Percorrer esta transição não será um alegre passeio através de jardins, fará
certamente com que se rasgue a pele de muitos sonhos, porá escolhos diante de
muitas ousadias, desafiará esperanças com desilusões, mas é o único caminho que
pode levar a um horizonte humanizante e libertador. Dificuldades, no entanto,
bem mais suportáveis do que a permanência no cinzento deste tempo fechado.
As
esquerdas que ficarem alheias a essa transição deixarão objetivamente de se
poderem considerar como tais. Nenhuma delas pode estagnar melancolicamente na
saudade de um futuro a que renunciou. Mas as entidades político-partidárias,
que protagonizam institucionalmente as esquerdas no aparelho de Estado, não
devem ser tolhidas pela ilusão de que é aí que tudo se joga e se decide. É
certamente também aí; mas não apenas aí. Sem as dinâmicas endógenas da
sociedade que se projetam nos movimentos sociais, com relevo para as que
materializam resistências ou alternatividade em face do capitalismo, a
metamorfose cujo horizonte é a sua superação poderá ficar bloqueada.
É
por isso urgente dar corpo a uma vasta rede de entidades e de cidadãos, de
organizações e de pessoas, agindo conjugadamente com flexibilidade dentro e
fora das instituições, protagonizando um permanente debate de ideias, gerador
de conhecimento e de um cultura crítica que potenciem a compreensão do presente
para se poder caminhar transformando-o. Mas, se a ação política tiver
horizontes tão cinzentos que impeçam os explorados e os excluídos de cultivarem
esperanças verosímeis em concreto, eles não se envolverão no combate pelo
futuro.
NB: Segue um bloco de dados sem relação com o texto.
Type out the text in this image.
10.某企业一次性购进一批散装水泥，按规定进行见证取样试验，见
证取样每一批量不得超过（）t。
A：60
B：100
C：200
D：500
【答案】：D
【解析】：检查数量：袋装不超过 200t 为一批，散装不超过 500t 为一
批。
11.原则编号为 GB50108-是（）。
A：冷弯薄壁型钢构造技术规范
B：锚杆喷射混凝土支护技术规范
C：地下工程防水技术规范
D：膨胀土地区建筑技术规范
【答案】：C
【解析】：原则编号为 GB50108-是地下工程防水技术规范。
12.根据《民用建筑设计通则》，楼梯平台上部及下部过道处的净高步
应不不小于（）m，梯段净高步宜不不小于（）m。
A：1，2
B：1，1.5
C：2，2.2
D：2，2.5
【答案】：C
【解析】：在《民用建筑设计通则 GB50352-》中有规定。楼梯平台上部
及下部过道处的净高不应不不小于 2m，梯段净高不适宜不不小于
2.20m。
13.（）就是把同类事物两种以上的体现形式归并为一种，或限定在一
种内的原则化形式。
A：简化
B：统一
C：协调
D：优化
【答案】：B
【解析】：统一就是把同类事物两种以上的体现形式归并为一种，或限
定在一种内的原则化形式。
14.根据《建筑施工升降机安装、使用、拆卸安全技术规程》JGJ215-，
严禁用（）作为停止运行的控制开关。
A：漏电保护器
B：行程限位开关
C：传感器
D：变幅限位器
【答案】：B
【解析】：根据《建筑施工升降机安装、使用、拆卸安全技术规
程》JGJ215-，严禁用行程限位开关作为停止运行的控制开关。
Ora, sem o envolvimento das vítimas atuais da desigualdade, uma luta
pela transformação social continuada, esclarecida e consistente, que aproveite
as energias do povo e as estimule cada vez mais, será uma miragem. Mas se forem
fechadas as portas do futuro àqueles para quem o presente é insuportável,
dificilmente se evitarão explosões sociais devastadoras e estéreis,
eventualmente contra civilizacionais.
Por
tudo isto, vemos como é necessário que as esquerdas revisitem sem preconceitos
as suas tradições emancipatórias comuns, a história das suas conquistas e dos
seus falhanços, das suas intuições luminosas e dos seus erros, para poderem somar-se
umas às outras na construção de um espaço ideológico comum. Somar-se num espaço
comum de crítica e de luta, ancorado firmemente numa imaginação do futuro bem
enraizada nas tradições emancipatórias e libertadoras da humanidade. Espaço
comum composto por regiões, cuja diferenciação exprima a heterogeneidade da
esquerda no seu todo, respeitando diferenças sem comportar muros nem
fronteiras. Um espaço em que as diferenças de opinião, a heterogeneidade das
ideias, exprimam e estimulem uma permanente criatividade crítica. Sem
dogmatismos, sem anátemas, sem excomunhões.
Só
assim se pode esperar sem fantasia que o povo de esquerda se ponha
sustentadamente em movimento, só assim o cinzento pesado e triste dos tempos
presentes se esfumará no quotidiano dos explorados e dos excluídos, só assim o
protagonismo institucional das esquerdas ganhará sentido e poderá ser eficaz na
realização dos objetivos que o justificam.
É
neste contexto que se pode compreender plenamente a importância da radicalidade
na ação política e no combate ideológico , bem como a necessidade de lhe
garantir robustez, pela recusa quer do urgentismo quer do conservadorismo.